Adam Kriney is a great believer in synchronicity. Early in 2013, the singer/drummer found himself having dinner in Brooklyn with visiting Helsinki quartet Beastmilk. “I didn’t know them at all,” he explains, “but we got talking and I played them a song from my new band. Mat [McNerney] from Beastmilk thought it was amazing and told his label, Svart, about us. A few weeks later they got in touch and signed us up.”
The ‘us’ he refers to are the Golden Grass, a seismic power trio whose self-titled debut borrows from the heady dawn of rock’s classic era. Comprising Kriney, guitarist/vocalist Michael Rafalowich and bass player Joe Noval, they play a glorious rumble of psychedelic boogie and stoner grooves. Yet while they may look the part, they’re by no means retro. Instead, the Golden Grass invest their cusp-of-the-70s choogle with sunshine vibes and the flashing energy of punk.
In fact, Kriney says the original idea was “to write very short, Rubble/Nuggets kind of songs, and not end up in this heavy southern rock thing. Early on we were always talking about The Move, the Pretty Things, The Action and the Small Faces.”
One of the key factors, it seems, was a two-year period that Kriney spent in a Grateful Dead covers band called Dead Tape. “The Dead were very progressive in the way they approached their arrangements and songwriting. And that’s something we’ve allowed to happen too. We actually write the most concise songs that we can, even if they are over 13 minutes long. We’re not being excessive by choice, we’re just trying to say what needs to be said and complete the story.”
The Golden Grass formed just last year, but all three members have pedigree. Kriney spent more than a decade in psych-prog band La Otracina and he’s toured as part of Nebula and Cult Of Youth.
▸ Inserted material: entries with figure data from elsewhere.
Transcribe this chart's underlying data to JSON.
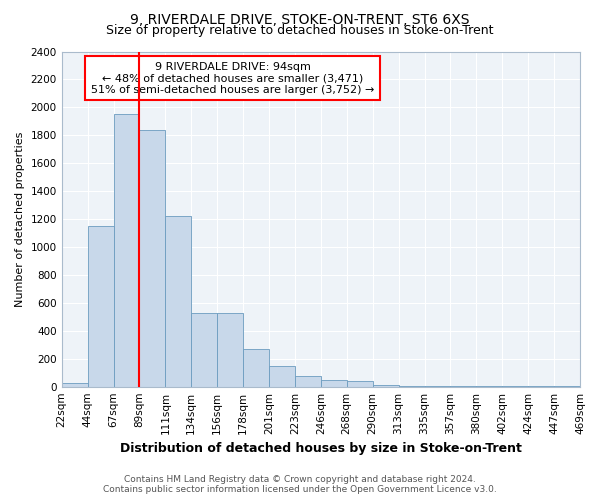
{
  "title": "9, RIVERDALE DRIVE, STOKE-ON-TRENT, ST6 6XS",
  "subtitle": "Size of property relative to detached houses in Stoke-on-Trent",
  "xlabel": "Distribution of detached houses by size in Stoke-on-Trent",
  "ylabel": "Number of detached properties",
  "footer_line1": "Contains HM Land Registry data © Crown copyright and database right 2024.",
  "footer_line2": "Contains public sector information licensed under the Open Government Licence v3.0.",
  "annotation_line1": "9 RIVERDALE DRIVE: 94sqm",
  "annotation_line2": "← 48% of detached houses are smaller (3,471)",
  "annotation_line3": "51% of semi-detached houses are larger (3,752) →",
  "bar_values": [
    25,
    1150,
    1950,
    1840,
    1225,
    525,
    525,
    270,
    150,
    80,
    50,
    40,
    10,
    5,
    5,
    5,
    5,
    5,
    5,
    5
  ],
  "categories": [
    "22sqm",
    "44sqm",
    "67sqm",
    "89sqm",
    "111sqm",
    "134sqm",
    "156sqm",
    "178sqm",
    "201sqm",
    "223sqm",
    "246sqm",
    "268sqm",
    "290sqm",
    "313sqm",
    "335sqm",
    "357sqm",
    "380sqm",
    "402sqm",
    "424sqm",
    "447sqm",
    "469sqm"
  ],
  "bar_color": "#c8d8ea",
  "bar_edge_color": "#6b9bbf",
  "redline_x": 3,
  "redline_color": "red",
  "annotation_box_color": "red",
  "background_color": "#ffffff",
  "plot_bg_color": "#eef3f8",
  "grid_color": "#ffffff",
  "ylim": [
    0,
    2400
  ],
  "yticks": [
    0,
    200,
    400,
    600,
    800,
    1000,
    1200,
    1400,
    1600,
    1800,
    2000,
    2200,
    2400
  ],
  "title_fontsize": 10,
  "subtitle_fontsize": 9,
  "xlabel_fontsize": 9,
  "ylabel_fontsize": 8,
  "tick_fontsize": 7.5,
  "annotation_fontsize": 8,
  "footer_fontsize": 6.5
}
Rafalowich has hit the road with Tav Falco’s Panther Burns and was the leading light in blues-rock combo Strange Haze. The pair tried starting a band a few years back but the time just wasn’t right. It was only when Kriney returned from touring Europe in 2012 that the Golden Grass became a possibility. “There wasn’t a good vibe within La Otracina at the time,” he says, “so I decided to put it on the shelf.”
Instead, he headed to California to work on a pot farm while going through what amounted to an existential crisis. “The good thing is that I relistened to those old rehearsal tapes I’d made with Michael while I was out there. And I met this guy from a fairly well-known indie band on the farm. We bonded and I basically took everything that he told me and put it into use with this band.
“I keep coming back to the idea of synchronicity. If you’re paying attention, you’ll pick up all the clues and figure out the next step. Now there’s no looking back.”
The Golden Grass is out now via Svart.